Working Biodynamically

Working biodynamically is about …

Using the horn manure spray, Prep 500, to stimulate the biological activity in the soil and improve the transference and retention of nutrients provided in the soil itself as well as that added through animal manure and vegetable compost.

Using the horn silica spray, Prep 501, to stimulate the parts of the plant that you wish to use or work with – e.g. rose flowers, lettuce leaves, potato roots, tomato fruits – to come to their full potential.
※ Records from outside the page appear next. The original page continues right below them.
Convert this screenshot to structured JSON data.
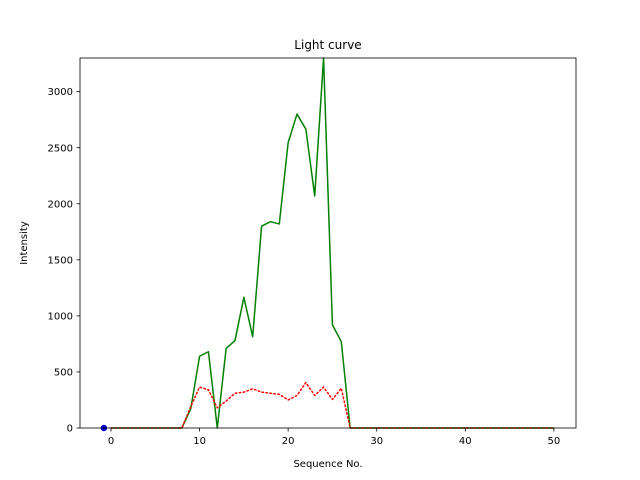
{
  "chart_data": {
    "type": "line",
    "title": "Light curve",
    "xlabel": "Sequence No.",
    "ylabel": "Intensity",
    "xlim": [
      -3.5,
      52.5
    ],
    "ylim": [
      0,
      3300
    ],
    "x_ticks": [
      0,
      10,
      20,
      30,
      40,
      50
    ],
    "y_ticks": [
      0,
      500,
      1000,
      1500,
      2000,
      2500,
      3000
    ],
    "grid": false,
    "series": [
      {
        "style": "solid",
        "color": "#008000",
        "x": [
          0,
          1,
          2,
          3,
          4,
          5,
          6,
          7,
          8,
          9,
          10,
          11,
          12,
          13,
          14,
          15,
          16,
          17,
          18,
          19,
          20,
          21,
          22,
          23,
          24,
          25,
          26,
          27,
          28,
          29,
          30,
          31,
          32,
          33,
          34,
          35,
          36,
          37,
          38,
          39,
          40,
          41,
          42,
          43,
          44,
          45,
          46,
          47,
          48,
          49,
          50
        ],
        "y": [
          0,
          0,
          0,
          0,
          0,
          0,
          0,
          0,
          0,
          170,
          640,
          680,
          0,
          710,
          780,
          1165,
          815,
          1800,
          1840,
          1820,
          2545,
          2800,
          2665,
          2070,
          3300,
          920,
          770,
          0,
          0,
          0,
          0,
          0,
          0,
          0,
          0,
          0,
          0,
          0,
          0,
          0,
          0,
          0,
          0,
          0,
          0,
          0,
          0,
          0,
          0,
          0,
          0
        ]
      },
      {
        "style": "dotted",
        "color": "#ff0000",
        "x": [
          0,
          1,
          2,
          3,
          4,
          5,
          6,
          7,
          8,
          9,
          10,
          11,
          12,
          13,
          14,
          15,
          16,
          17,
          18,
          19,
          20,
          21,
          22,
          23,
          24,
          25,
          26,
          27,
          28,
          29,
          30,
          31,
          32,
          33,
          34,
          35,
          36,
          37,
          38,
          39,
          40,
          41,
          42,
          43,
          44,
          45,
          46,
          47,
          48,
          49,
          50
        ],
        "y": [
          0,
          0,
          0,
          0,
          0,
          0,
          0,
          0,
          0,
          190,
          365,
          340,
          180,
          240,
          310,
          320,
          350,
          320,
          310,
          300,
          250,
          290,
          405,
          290,
          365,
          255,
          355,
          0,
          0,
          0,
          0,
          0,
          0,
          0,
          0,
          0,
          0,
          0,
          0,
          0,
          0,
          0,
          0,
          0,
          0,
          0,
          0,
          0,
          0,
          0,
          0
        ]
      },
      {
        "style": "marker",
        "color": "#0000cc",
        "x": [
          -0.8
        ],
        "y": [
          0
        ]
      }
    ]
  }
}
Enhancing your compost by adding the 6 compost preparations; this includes all organic waste products like your kitchen waste, weed compost and leaf mould, as well as any manure you use and local authority green-waste.

Adding biodynamic methods to your current organic means of weed and pest control to discourage them along with prevention strategies based on good plant nutrition and careful cultivar selection. If you’re just beginning with getting off chemicals and going organic then adding the biodynamic means in will increase the efficiency enormously and give you a feel-good factor to help you stick with it.

Biodynamics is a systems approach. That means looking at your garden, allotment, nursery or other horticultural undertaking as a living whole – rather like Lovelock’s Gaia – in which each part affects all the others. You put the preparations on the soil, plants and the compost heap in time with the rhythms of the Earth. The star calendar makes it easy to do this, to find the right day to apply the preps, once you understand the principles.

Working this way makes strong, healthy plants in healthy, well-structured soil that’s rich in humus and high in biological activity … all prerequisites for a sustainable bio-system. Over eighty years of worldwide experience, experiment and research has shown that biodynamics really helps improve the bio-system and even reverses degradation.

How adopting a biodynamic approach can help you …

Up to now, biodynamics has mostly been used by farmers but, with global warming, climate change, pollution and the loss of soil vitality through pesticides and chemical fertilisers, the time is ripe for gardeners and horticulturalists to get going with it as well. As a gardener it’s a bit more difficult to be self-contained as things like animal manure have to be brought in but the techniques still work very well as our own garden here at Archenland shows.

Pest and disease control is helped by working the garden as a complete organism – Gaia in miniature, if you like – that is in balance with itself and its surroundings. Biodynamics uses specific preparations, called peppers, for weed and pest control made from the weeds and pests themselves. This is like homeopathy and Hanneman’s law of similars.

Weeds and pests are very useful indicators of imbalances in, and between, soil and plants. Biodynamic gardeners use these indicators in a positive way. If you know what the weeds and pests are telling you about the state of the soil and the plants then you can work on the cause rather than putting a sticking plaster over the resulting hurt.

Advantages …

  • Less stress – everything works with you
  • The preparations increase the soil biology and help it to work for you
  • Using the preps naturally creates deeper soil and so root dept
  • The soil’s water-holding capacity increases, so helping both drought and flood
  • Plant health, beauty and yield improves
  • Weeds and pests are reduced to easily manageable levels
  • The beneficial animals and insects are encouraged to live in your garden
  • Vegetables, fruit, trees and flowers look good, smell good, taste good and keep longer
  • The garden quickly looks and feels gorgeous so you feel good too
  • Low impact on the environment through limited external inputs
  • It’s cheap and easy – you don’t have to spend lots of money every year on compost, chemical fertilisers, disease and pest control.